Le vedo le dita che s’accartocciano a pugno, come se l’uomo l’avesse già presa, e lei che lo aiuta a sfamare il bisogno, a rabbonire la parte dove nasce l’istinto. Sarà che poi geme, che fiata e che soffia, a cadenza precisa che spacca il secondo, come fosse la misura del sesso che entra, e formasse una bolla di vuoto che esce.

La vedo alle volte che tiene e trattiene, ed altre s’impunta e s’imperla la fronte, ma caparbia si cerca s’accanisce e si spreme, fino all’ultima goccia che a fatica compare. Alle volte mi chiedo se ogni tanto mi sogna, se sono quell’uomo che le addensa l’orgasmo, se solo nel sogno mi ricompone la faccia, che di giorno rimane frastagliata ai suoi occhi.

Muto la chiamo perché se ne accorga, perché lei sia libera ed io in disparte, a contemplarla nel sogno finché l’alba si schiara, ad accontentarmi di spiccioli come resto dovuto. Alle volte mi chiedo se dorme davvero, se nel gioco poi finge e diviene reale, perché è l’unico amore che la soddisfa e la sazia, perché sveglia dovrebbe concedersi oltre.
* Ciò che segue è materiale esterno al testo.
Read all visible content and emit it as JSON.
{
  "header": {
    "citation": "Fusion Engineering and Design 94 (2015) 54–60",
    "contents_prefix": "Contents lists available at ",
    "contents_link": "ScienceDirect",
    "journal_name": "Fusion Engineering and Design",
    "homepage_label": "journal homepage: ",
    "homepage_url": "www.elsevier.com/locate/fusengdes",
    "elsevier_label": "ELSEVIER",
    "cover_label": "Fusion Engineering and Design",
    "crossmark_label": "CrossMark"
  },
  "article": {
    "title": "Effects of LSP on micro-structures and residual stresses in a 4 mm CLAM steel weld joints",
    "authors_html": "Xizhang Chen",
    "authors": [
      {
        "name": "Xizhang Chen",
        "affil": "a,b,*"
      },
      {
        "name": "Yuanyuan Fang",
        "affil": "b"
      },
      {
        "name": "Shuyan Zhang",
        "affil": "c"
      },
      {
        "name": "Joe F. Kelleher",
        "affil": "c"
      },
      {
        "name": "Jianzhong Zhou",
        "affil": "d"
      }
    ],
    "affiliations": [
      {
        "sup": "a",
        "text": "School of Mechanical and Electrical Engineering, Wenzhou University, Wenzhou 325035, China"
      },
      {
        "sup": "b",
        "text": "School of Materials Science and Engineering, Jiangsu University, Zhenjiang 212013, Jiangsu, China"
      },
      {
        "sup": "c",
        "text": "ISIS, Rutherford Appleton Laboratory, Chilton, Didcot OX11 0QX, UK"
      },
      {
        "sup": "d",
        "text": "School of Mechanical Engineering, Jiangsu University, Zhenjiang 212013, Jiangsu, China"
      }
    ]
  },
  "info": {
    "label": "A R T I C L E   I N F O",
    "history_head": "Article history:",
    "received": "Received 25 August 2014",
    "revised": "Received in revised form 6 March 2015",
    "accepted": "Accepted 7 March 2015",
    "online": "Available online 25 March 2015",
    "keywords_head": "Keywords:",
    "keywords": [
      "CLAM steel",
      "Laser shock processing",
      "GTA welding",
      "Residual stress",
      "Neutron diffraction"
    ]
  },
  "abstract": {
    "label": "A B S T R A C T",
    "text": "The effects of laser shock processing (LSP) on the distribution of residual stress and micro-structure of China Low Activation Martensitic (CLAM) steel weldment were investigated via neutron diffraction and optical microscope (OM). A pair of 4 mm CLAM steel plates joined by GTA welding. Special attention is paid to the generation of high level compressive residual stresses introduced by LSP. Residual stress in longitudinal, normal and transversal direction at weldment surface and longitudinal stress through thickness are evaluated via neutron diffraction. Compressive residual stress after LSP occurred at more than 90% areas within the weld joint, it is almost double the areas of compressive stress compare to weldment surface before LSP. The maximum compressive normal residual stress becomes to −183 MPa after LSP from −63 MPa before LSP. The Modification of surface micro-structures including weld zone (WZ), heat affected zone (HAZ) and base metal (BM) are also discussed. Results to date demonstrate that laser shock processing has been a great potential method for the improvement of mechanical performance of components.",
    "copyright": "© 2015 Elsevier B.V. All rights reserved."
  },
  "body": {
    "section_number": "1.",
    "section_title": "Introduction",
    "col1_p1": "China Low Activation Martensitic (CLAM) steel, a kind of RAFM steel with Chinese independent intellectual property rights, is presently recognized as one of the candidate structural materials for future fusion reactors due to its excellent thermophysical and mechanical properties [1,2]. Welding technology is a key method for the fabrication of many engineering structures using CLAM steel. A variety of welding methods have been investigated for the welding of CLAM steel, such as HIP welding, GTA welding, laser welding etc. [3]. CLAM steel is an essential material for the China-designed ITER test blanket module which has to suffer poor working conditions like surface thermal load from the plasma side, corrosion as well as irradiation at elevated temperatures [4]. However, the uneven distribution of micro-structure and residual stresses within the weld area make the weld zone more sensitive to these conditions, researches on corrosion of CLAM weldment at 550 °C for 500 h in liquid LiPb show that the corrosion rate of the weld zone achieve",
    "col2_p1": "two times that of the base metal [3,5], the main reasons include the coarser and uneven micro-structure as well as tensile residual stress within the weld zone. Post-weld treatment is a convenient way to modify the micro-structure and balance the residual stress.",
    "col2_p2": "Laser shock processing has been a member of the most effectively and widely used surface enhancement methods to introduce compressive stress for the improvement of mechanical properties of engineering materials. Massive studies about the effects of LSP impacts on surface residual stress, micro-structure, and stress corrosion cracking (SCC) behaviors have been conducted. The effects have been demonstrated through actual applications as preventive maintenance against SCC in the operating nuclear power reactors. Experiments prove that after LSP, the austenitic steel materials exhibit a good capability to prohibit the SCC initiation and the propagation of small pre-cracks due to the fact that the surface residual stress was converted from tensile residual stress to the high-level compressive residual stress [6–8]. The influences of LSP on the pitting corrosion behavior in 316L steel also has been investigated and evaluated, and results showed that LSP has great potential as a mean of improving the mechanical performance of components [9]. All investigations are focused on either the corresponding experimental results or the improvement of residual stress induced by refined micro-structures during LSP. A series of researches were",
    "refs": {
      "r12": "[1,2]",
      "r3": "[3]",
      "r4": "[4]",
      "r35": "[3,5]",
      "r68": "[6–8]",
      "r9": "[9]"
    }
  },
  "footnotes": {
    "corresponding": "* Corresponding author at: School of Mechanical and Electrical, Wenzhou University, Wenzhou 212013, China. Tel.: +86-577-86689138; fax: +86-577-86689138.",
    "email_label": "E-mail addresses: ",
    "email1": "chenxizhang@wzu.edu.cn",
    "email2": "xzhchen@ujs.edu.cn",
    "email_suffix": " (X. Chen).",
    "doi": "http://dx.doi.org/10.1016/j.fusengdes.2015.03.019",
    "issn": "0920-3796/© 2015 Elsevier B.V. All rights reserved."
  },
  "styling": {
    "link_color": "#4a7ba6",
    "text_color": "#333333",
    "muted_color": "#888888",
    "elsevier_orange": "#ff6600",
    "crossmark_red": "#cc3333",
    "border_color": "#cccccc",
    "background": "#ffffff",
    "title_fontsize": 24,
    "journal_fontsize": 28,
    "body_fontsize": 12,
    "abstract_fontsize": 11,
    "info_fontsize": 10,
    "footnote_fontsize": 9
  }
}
Lei non vuole, non l’abbiamo mai fatto, le nostre notti sono colme di baci e parole, sono fiati e calore che si cuciono stretti, e il sonno ci prende lasciandoci intatti. Ogni volta succede che la bacio e la copro, perché dorma il suo sonno fino all’alba domani, perché sia mai che possa scoprirlo, e il sogno evidente arrossisca il suo viso.

Sarà che non voglio che mai possa accadere, ritrovarmi domani e altre sere da solo, a guardarla che dorme, che dorme e non sogna, ed io che rimango a fissare il soffitto. Poi di colpo il silenzio e spengo la luce, nel sonno profondo non chiede più altro, ed io che la guardo, sia mai che la tocchi, e felice le bacio il suo viso sereno, e l’accarezzo un instante ringraziando quel Cielo, d’avermi dato per sempre l’amore più bello.



FINE










Il racconto è frutto di fantasia.
Ogni riferimento a persone e fatti
realmente accaduti è puramente casuale.